As Mental Health of Older Adults Worsens, Behavioral Health Providers Feel Strain

Medical advances are helping Americans live longer than ever before. While some might equate that with better health, new research suggests that’s not always the case, especially when it comes to behavioral health.

In fact, the mental health of older Americans is declining, according to a new study published in JAMA’s Network Open, putting more strain than ever on short-staffed behavioral health providers.  

“[The trend is] likely to increase the demand for mental health providers and primary care physician services beyond the already strained current capacities, in particular among health care providers who serve lower income populations,” David Rehkopf, an associate professor of medicine at Stanford University and the lead researcher of the study, told Behavioral Health Business.


For the study, researchers examined the health status of nearly 2.5 million older adults. The information they used came from the Behavioral Risk Factor Surveillance System and telephone surveys by state health departments and the Centers for Disease Control and Prevention (CDC).

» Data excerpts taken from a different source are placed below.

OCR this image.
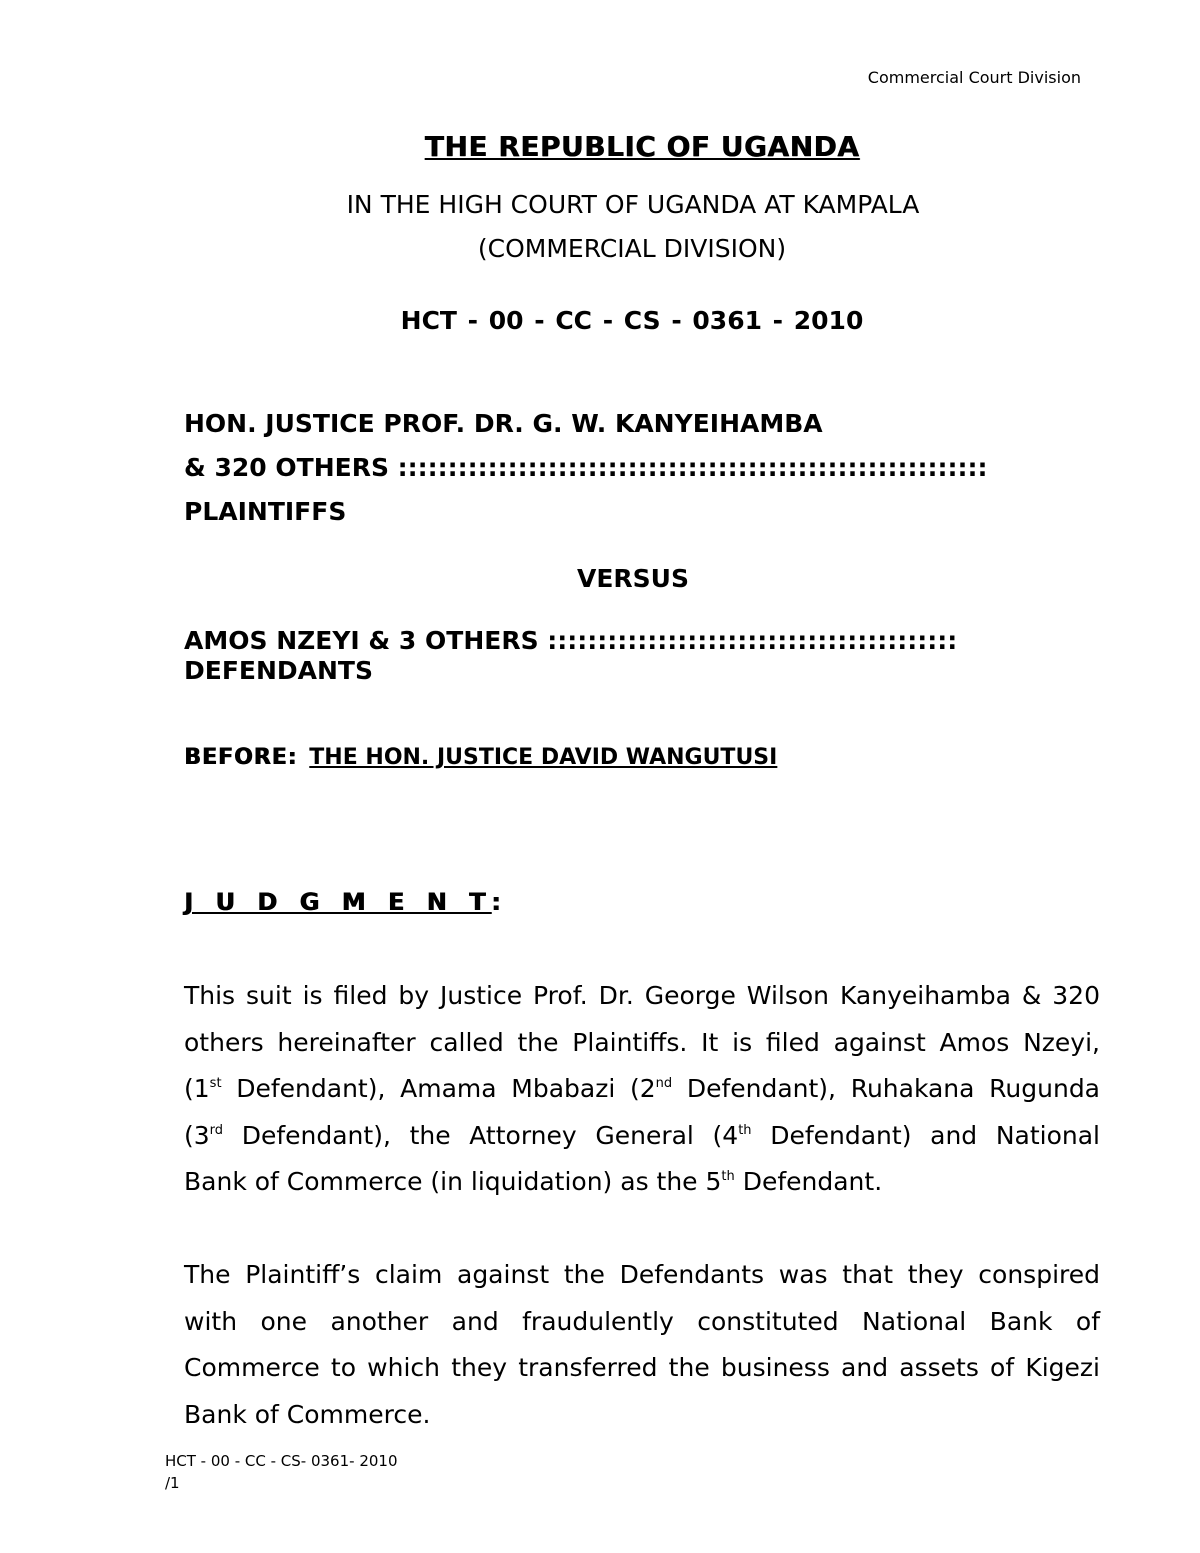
Commercial Court Division
THE REPUBLIC OF UGANDA
IN THE HIGH COURT OF UGANDA AT KAMPALA
(COMMERCIAL DIVISION)
HCT - 00 - CC - CS - 0361 - 2010
HON. JUSTICE PROF. DR. G. W. KANYEIHAMBA
& 320 OTHERS :::::::::::::::::::::::::::::::::::::::::::::::::::::::::::
PLAINTIFFS
VERSUS
AMOS NZEYI & 3 OTHERS :::::::::::::::::::::::::::::::::::::::::
DEFENDANTS
BEFORE: THE HON. JUSTICE DAVID WANGUTUSI
J U D G M E N T:
This suit is filed by Justice Prof. Dr. George Wilson Kanyeihamba & 320
others hereinafter called the Plaintiffs. It is filed against Amos Nzeyi,
(1st Defendant), Amama Mbabazi (2nd Defendant), Ruhakana Rugunda
(3rd Defendant), the Attorney General (4th Defendant) and National
Bank of Commerce (in liquidation) as the 5th Defendant.
The Plaintiff’s claim against the Defendants was that they conspired
with one another and fraudulently constituted National Bank of
Commerce to which they transferred the business and assets of Kigezi
Bank of Commerce.
HCT - 00 - CC - CS- 0361- 2010
/1
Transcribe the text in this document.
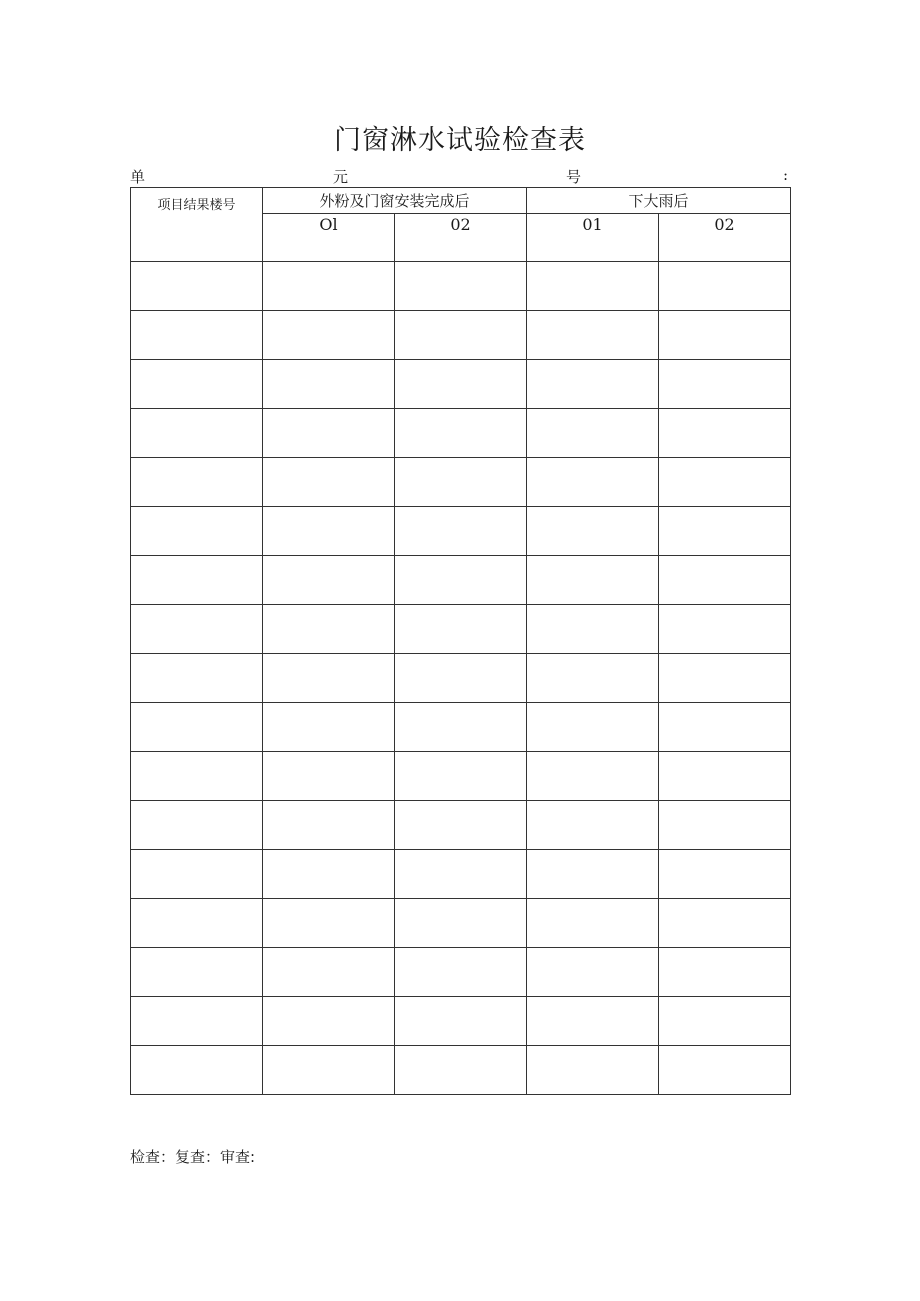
门窗淋水试验检查表
单	元	号	:
项目结果楼号	外粉及门窗安装完成后		下大雨后	
	Ol	02	01	02

检查：复查：审查:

Researchers found that, in 2017, people between ages 60 and 69 experienced a higher number of days filled with stress, depression and emotional problems than individuals of the same age did in 2003.

Specifically, the number of mentally unhealthy days per year for the age group increased 3.5% during that period, researchers found.


This comes despite the fact that, at the same time, individuals 65 and older reported stable or improving physical and general health; those 60 to 64 reported stable general health and only a slight physical decline from 2003 to 2017.

“What is unusual is that often physical and mental health trends are in parallel, but over the last 15 years we instead see improving general and physical health for people 60 and over, but declining mental health, which is surprising,” Rehkopf said.

Surprising and abnormal, according to Joe Parks, the medical director of the National Council for Behavioral Health.

“Health providers need to remain aware that increasing anxiety and depression isn’t a natural and normal part of aging, and not discount these complaints and their patients as part of just getting older,” Parks told BHB.

Educational and income levels appeared to have an effect on the mental wellness of all individuals at least 60 years old, according to the study.

Those who did not have a high school diploma reported more days where they did not feel well mentally (from 3.6 days to 4.4 days), as did those whose household income level was below $35,000 (2.9 to 4.1).

“People with low incomes are more likely to have financial difficulties, and money problems make everyone sad and anxious,” Parks said. “I believe that the finding of better mental health in people with higher levels of education [is] a more general finding independent of age.”

Researchers posit labor market conditions to possibly be a culprit of aging individual’s mental health decline, particularly for those with lower levels of educational and income. Meanwhile, Parks acknowledged the role of loneliness.

“Much of the anxiety and depression is a result of having less connection with others and becoming more isolated, especially after careers and when children and family do not live nearby,” Parks said.